Real risk to health care is attitudes like Marco Rubio’s | Randy Schultz
Before he became president, Donald Trump was known for stiffing people to whom he owed money. So it’s no surprise that, as president, Trump wants to stiff companies to which the government owes money.
Washington promised these payments when Congress passed the Affordable Care Act (ACA) in 2010. Known as risk corridors, they were one of three programs designed to help health insurers that offered policies on the ACA exchanges.
The health care law prohibits companies from charging higher premiums for people with preexisting conditions. Because of that major change, those who crafted the law knew that insurers would be dealing with many new patients who hadn’t been able to afford health insurance. But how many? How sick and costly would they be? Companies were uncertain about their new risk pools.
To help stabilize the exchange markets, the government would reimburse insurers that had big losses and paid out more claims than anticipated. The risk corridor program would last for only the first three years of the exchanges — 2014 through 2016. By that point, it was anticipated insurers would be able to correctly price their risk and thus their premiums.
Under Republican rule, Congress added a similar program to the Medicare prescription drug plan that lawmakers approved in 2003. It has succeeded.
With the Affordable Care Act, however, Republicans oppose risk corridors. Because they want the law to fail — without offering a suitable replacement — Republicans blocked the Obama administration from issuing all but about 12 percent of those risk corridor reimbursements. For 2014 and 2015, combined unpaid reimbursements were $8.3 billion. Including 2016, the total could be $15 billion. The GOP proposes a similar ban for the 2016 payments, and Trump agrees.
During his brief presidential campaign, Sen. Marco Rubio, R-Fla., actually bragged about his role in this campaign to cripple the Affordable Care Act. Rubio introduced the first spending ban. Rubio regularly has called the risk corridor program a “bailout fund.”
He claimed to have saved taxpayers $2.5 billion, the amount of payments owed for 2014.

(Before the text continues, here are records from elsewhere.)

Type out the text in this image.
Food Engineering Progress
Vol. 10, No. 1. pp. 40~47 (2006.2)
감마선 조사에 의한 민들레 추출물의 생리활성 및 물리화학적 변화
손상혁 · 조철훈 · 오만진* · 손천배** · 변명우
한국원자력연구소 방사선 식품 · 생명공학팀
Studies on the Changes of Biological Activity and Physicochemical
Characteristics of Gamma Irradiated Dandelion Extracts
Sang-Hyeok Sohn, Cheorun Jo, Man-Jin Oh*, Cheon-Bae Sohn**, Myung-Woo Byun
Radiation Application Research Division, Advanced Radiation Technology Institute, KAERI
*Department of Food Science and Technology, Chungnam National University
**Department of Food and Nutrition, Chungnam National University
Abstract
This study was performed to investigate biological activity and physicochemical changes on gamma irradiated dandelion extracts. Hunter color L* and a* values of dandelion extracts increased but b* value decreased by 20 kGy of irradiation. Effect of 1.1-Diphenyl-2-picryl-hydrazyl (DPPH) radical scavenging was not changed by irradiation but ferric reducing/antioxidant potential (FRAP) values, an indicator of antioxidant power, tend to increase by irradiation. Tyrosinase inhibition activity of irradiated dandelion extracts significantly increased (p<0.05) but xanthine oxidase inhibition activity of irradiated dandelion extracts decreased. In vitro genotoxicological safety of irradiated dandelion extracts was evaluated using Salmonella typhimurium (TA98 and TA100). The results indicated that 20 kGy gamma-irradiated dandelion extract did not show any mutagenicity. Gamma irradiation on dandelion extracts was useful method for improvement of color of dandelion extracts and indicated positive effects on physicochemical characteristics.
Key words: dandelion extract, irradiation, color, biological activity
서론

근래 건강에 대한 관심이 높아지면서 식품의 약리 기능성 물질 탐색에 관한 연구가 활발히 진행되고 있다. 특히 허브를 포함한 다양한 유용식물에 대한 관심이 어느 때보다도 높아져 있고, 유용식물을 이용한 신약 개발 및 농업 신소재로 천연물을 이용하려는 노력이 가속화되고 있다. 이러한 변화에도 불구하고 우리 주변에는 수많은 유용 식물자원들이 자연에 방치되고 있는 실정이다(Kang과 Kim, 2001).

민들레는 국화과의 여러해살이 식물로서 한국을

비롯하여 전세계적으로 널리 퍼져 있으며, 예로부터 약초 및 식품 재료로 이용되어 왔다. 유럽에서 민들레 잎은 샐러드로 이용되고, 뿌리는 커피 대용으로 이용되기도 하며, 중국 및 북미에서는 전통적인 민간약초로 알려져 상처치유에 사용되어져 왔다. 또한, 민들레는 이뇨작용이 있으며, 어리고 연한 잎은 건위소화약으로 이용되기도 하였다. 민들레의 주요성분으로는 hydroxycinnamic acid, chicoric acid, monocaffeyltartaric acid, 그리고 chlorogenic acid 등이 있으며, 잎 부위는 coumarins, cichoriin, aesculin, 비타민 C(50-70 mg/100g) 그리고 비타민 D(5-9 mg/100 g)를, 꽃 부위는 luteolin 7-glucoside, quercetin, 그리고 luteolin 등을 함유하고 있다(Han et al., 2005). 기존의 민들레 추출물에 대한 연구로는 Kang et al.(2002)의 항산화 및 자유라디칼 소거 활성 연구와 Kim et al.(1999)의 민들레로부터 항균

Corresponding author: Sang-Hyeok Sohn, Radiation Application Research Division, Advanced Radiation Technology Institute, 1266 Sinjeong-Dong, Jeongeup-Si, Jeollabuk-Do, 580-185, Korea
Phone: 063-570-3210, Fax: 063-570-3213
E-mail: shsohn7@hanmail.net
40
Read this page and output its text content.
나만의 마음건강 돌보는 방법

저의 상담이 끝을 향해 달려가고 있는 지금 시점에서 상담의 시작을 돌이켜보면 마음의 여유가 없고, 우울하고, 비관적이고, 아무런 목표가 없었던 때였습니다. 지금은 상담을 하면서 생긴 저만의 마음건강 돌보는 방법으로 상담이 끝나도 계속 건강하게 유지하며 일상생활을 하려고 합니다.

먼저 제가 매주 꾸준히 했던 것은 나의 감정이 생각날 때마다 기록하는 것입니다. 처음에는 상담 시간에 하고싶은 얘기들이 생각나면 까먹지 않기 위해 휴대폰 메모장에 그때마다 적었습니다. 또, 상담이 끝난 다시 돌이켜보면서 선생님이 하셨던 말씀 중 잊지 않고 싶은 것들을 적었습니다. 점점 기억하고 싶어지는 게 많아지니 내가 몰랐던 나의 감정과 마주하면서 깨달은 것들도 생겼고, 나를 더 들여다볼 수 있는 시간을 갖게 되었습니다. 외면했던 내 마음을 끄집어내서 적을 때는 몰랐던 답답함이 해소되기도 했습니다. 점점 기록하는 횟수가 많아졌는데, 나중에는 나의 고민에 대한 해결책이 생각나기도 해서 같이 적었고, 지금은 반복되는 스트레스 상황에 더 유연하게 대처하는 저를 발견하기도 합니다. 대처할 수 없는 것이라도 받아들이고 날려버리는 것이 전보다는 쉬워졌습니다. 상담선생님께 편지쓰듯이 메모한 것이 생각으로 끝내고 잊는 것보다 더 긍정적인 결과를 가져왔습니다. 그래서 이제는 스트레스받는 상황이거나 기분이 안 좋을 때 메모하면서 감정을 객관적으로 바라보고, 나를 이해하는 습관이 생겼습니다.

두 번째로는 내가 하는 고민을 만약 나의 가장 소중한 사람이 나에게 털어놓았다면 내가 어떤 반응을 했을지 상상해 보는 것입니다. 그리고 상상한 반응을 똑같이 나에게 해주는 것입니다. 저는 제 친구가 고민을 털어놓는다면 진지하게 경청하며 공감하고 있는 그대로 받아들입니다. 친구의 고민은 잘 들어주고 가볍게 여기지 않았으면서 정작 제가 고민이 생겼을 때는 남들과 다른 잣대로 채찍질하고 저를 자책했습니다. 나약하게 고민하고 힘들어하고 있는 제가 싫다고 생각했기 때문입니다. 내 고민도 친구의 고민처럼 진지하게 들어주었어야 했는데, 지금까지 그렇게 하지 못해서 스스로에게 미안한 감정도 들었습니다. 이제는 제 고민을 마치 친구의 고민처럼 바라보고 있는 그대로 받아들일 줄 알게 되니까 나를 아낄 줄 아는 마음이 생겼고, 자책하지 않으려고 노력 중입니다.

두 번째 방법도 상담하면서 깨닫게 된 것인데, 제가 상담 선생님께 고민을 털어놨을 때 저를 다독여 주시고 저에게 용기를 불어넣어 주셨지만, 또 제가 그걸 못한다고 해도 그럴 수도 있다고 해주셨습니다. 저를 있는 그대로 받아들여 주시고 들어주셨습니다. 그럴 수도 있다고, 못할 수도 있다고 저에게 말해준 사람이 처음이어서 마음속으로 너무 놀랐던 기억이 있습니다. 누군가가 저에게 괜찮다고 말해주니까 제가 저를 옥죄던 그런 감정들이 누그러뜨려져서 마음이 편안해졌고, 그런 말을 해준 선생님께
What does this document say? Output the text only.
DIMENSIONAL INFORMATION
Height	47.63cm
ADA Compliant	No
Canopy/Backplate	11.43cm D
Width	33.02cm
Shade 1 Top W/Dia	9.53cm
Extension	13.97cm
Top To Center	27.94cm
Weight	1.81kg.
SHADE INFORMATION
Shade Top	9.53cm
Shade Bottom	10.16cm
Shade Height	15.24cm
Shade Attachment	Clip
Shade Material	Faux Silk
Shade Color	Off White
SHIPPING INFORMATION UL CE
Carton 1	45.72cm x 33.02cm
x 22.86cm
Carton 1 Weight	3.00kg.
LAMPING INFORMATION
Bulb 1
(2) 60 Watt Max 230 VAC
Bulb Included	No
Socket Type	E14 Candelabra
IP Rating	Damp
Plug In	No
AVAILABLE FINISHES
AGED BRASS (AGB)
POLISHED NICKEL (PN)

In fact, the risk corridor program isn’t a “bailout fund.” That’s one of many lies Republicans have told about the Affordable Care Act. A bailout keeps a company from going under. The Troubled Asset Relief Program of 2008 bailed out financial companies. The auto bailout of the same year saved General Motors and Chrysler.
In contrast, the risk corridor program was as an incentive. The goal was to maximize the number of insurers in an exchange, which would increase competition and lead to lower premiums.
Instead, the government’s failure to make the payments drove companies out of the exchanges and limited choices for consumers. Non-profit co-ops especially suffered.
More than half dropped out. The president of an Oregon co-op said, “We were stable, had a growing membership and could have been successful if we had received those payments.”
Some big names got hit even harder. Affiliates of Blue Cross/Blue Shield lost a collective $3.6 billion in 2014 reimbursements. Many new customers were drawn to Blue Cross because of its reputation.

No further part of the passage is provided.